Back home, he eased into his regular routine. A year passed before he started going to the gym again. Recently, he started working out four or five times a week, like he did before.
“I’m back to where I was,” Paquette said. “It’s just been a long, slow process.”
Mohit Pasi, a Raleigh cardiologist, saw Paquette for the first time in early 2010. Paquette had said he was experiencing chest pains when he exerted himself.
Pasi ordered a stress test, a diagnostic test that determines if there’s a blockage in the heart. Patients walk on a treadmill at various levels of intensity while being closely monitored.
The other option is a cardiac catheterization, an invasive procedure in which a doctor threads a tube into the heart.
After that first stress test in February 2010, Pasi found that Paquette had two blockages. Doctors monitored him, and he returned three months later for another stress test.
Paquette knew something was wrong as he walked on the treadmill.
“I felt something really terrible was happening, and I looked up at the guy administering it and said, ‘I really need some help, ” Paquette recalled. “I slipped into oblivion, and that’s when the whole thing started.”
Pasi and a team of nurses jumped in to help. It took more than an hour to clear the blockage with medication through catheterization.

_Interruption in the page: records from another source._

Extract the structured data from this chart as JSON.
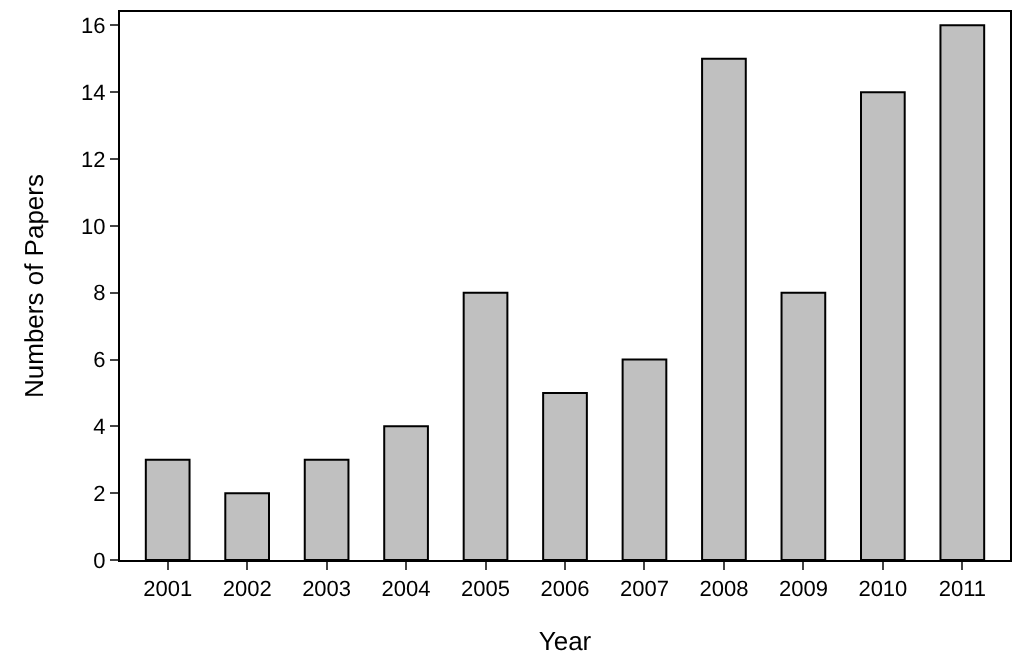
{
  "chart_data": {
    "type": "bar",
    "xlabel": "Year",
    "ylabel": "Numbers of Papers",
    "categories": [
      "2001",
      "2002",
      "2003",
      "2004",
      "2005",
      "2006",
      "2007",
      "2008",
      "2009",
      "2010",
      "2011"
    ],
    "values": [
      3,
      2,
      3,
      4,
      8,
      5,
      6,
      15,
      8,
      14,
      16
    ],
    "color": "#c0c0c0",
    "ylim": [
      0,
      16.4
    ],
    "yticks": [
      0,
      2,
      4,
      6,
      8,
      10,
      12,
      14,
      16
    ]
  }
}
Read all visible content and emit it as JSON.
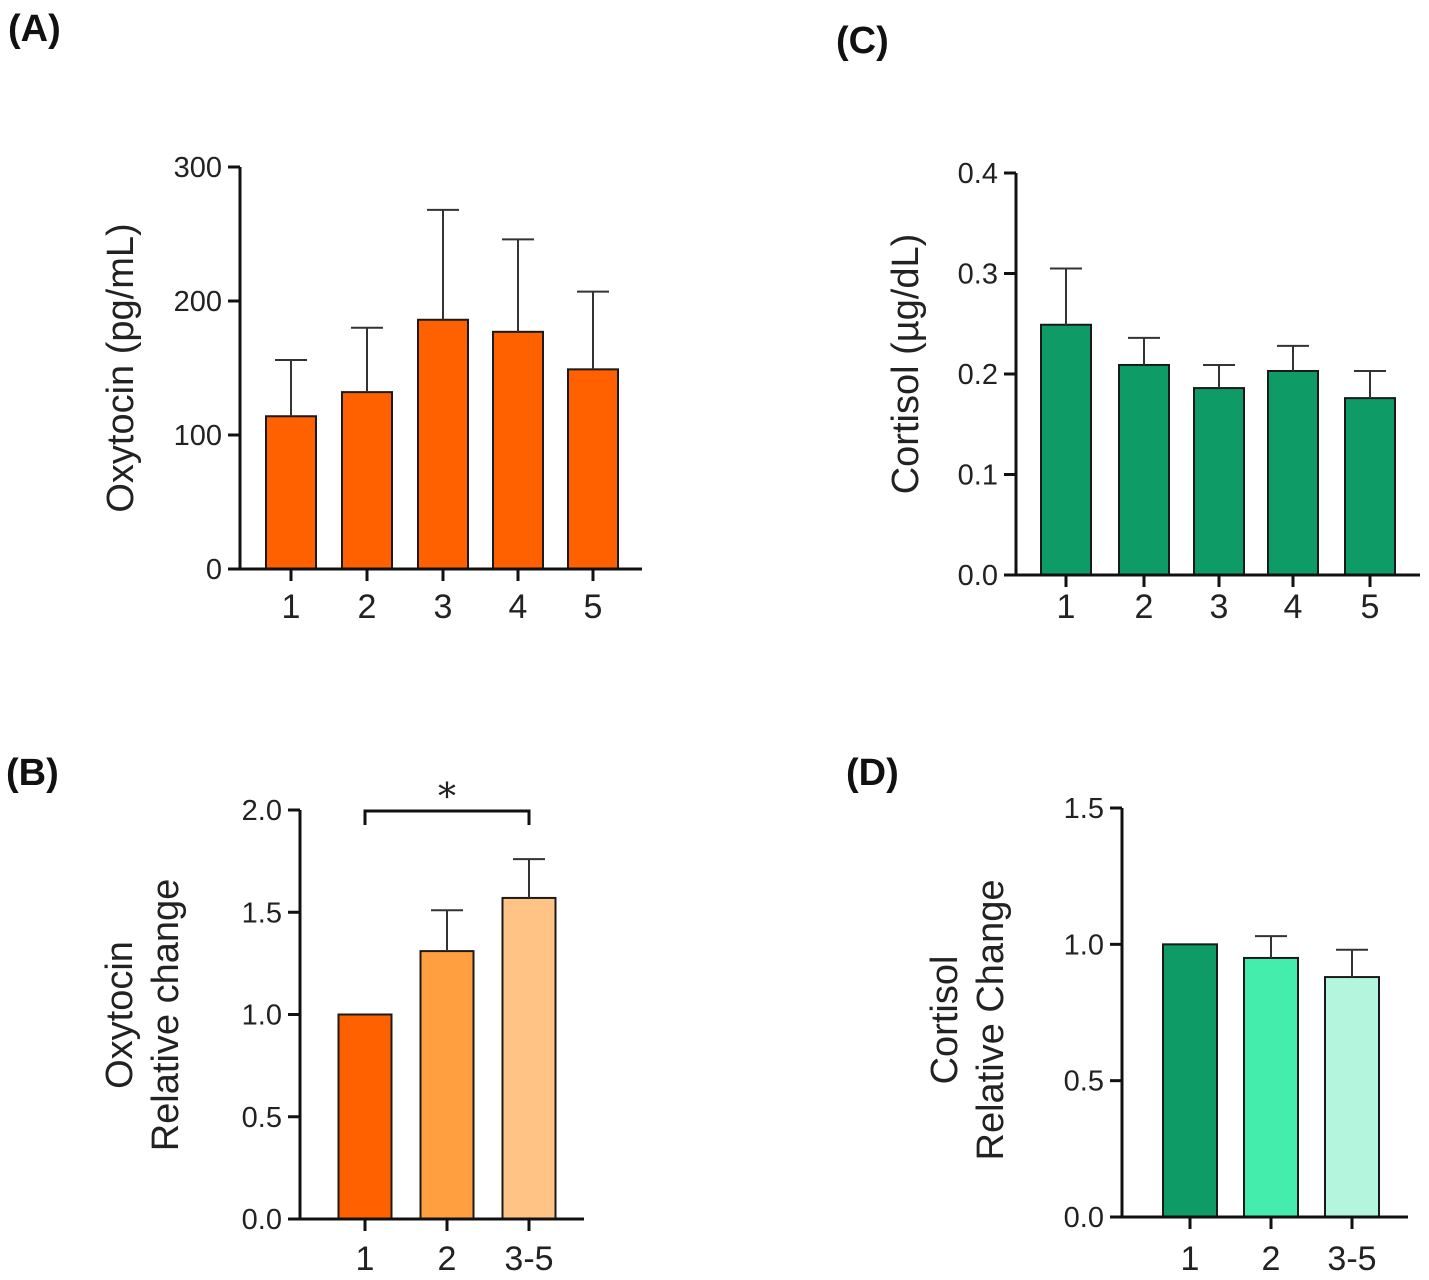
{
  "panels": [
    {
      "label": "(A)",
      "chart_data": {
        "type": "bar",
        "categories": [
          "1",
          "2",
          "3",
          "4",
          "5"
        ],
        "values": [
          114,
          132,
          186,
          177,
          149
        ],
        "errors": [
          42,
          48,
          82,
          69,
          58
        ],
        "ylabel": [
          "Oxytocin (pg/mL)"
        ],
        "ylim": [
          0,
          300
        ],
        "yticks": [
          "0",
          "100",
          "200",
          "300"
        ],
        "colors": [
          "#FF6000",
          "#FF6000",
          "#FF6000",
          "#FF6000",
          "#FF6000"
        ]
      }
    },
    {
      "label": "(B)",
      "chart_data": {
        "type": "bar",
        "categories": [
          "1",
          "2",
          "3-5"
        ],
        "values": [
          1.0,
          1.31,
          1.57
        ],
        "errors": [
          0,
          0.2,
          0.19
        ],
        "ylabel": [
          "Oxytocin",
          "Relative change"
        ],
        "ylim": [
          0,
          2.0
        ],
        "yticks": [
          "0.0",
          "0.5",
          "1.0",
          "1.5",
          "2.0"
        ],
        "colors": [
          "#FF6000",
          "#FF9F3F",
          "#FFC385"
        ],
        "significance": {
          "from": "1",
          "to": "3-5",
          "symbol": "*"
        }
      }
    },
    {
      "label": "(C)",
      "chart_data": {
        "type": "bar",
        "categories": [
          "1",
          "2",
          "3",
          "4",
          "5"
        ],
        "values": [
          0.249,
          0.209,
          0.186,
          0.203,
          0.176
        ],
        "errors": [
          0.056,
          0.027,
          0.023,
          0.025,
          0.027
        ],
        "ylabel": [
          "Cortisol (µg/dL)"
        ],
        "ylim": [
          0,
          0.4
        ],
        "yticks": [
          "0.0",
          "0.1",
          "0.2",
          "0.3",
          "0.4"
        ],
        "colors": [
          "#0E9B65",
          "#0E9B65",
          "#0E9B65",
          "#0E9B65",
          "#0E9B65"
        ]
      }
    },
    {
      "label": "(D)",
      "chart_data": {
        "type": "bar",
        "categories": [
          "1",
          "2",
          "3-5"
        ],
        "values": [
          1.0,
          0.95,
          0.88
        ],
        "errors": [
          0,
          0.08,
          0.1
        ],
        "ylabel": [
          "Cortisol",
          "Relative Change"
        ],
        "ylim": [
          0,
          1.5
        ],
        "yticks": [
          "0.0",
          "0.5",
          "1.0",
          "1.5"
        ],
        "colors": [
          "#0E9B65",
          "#45EDAD",
          "#B4F6DD"
        ]
      }
    }
  ]
}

Pasi said he has had to keep other cardiac-arrest patients alive for longer than an hour and 20 minutes. But if a patient survives such an ordeal, he said, the chances for brain damage are fairly high. Paquette didn’t suffer any long-term effects.
“I just didn’t want to give up on Ray,” Pasi said.
Paquette has had heart troubles before. After he retired in 1997 from his job in the technology industry, he and his wife, Catherine, spent years sailing around the Bahamas. Throughout that time, he had a few heart-related procedures to deal with blockages.
Now, Paquette said he is lucky to have Pasi taking care of him.
“I used to kid with Dr. Pasi ... that I’d make him famous, because he deserves to be,” Paquette said.
As a way to show appreciation for the health-care workers who saved his life, Paquette agreed to be part of a local ad campaign for the new North Carolina Heart & Vascular Center in Raleigh. The center is currently under construction at Rex’s Raleigh campus and is scheduled to open in 2017.
“Anything they wanted me to do, I’d be willing to do it,” Paquette said. “I owe them a lot. I wouldn’t be here without them.”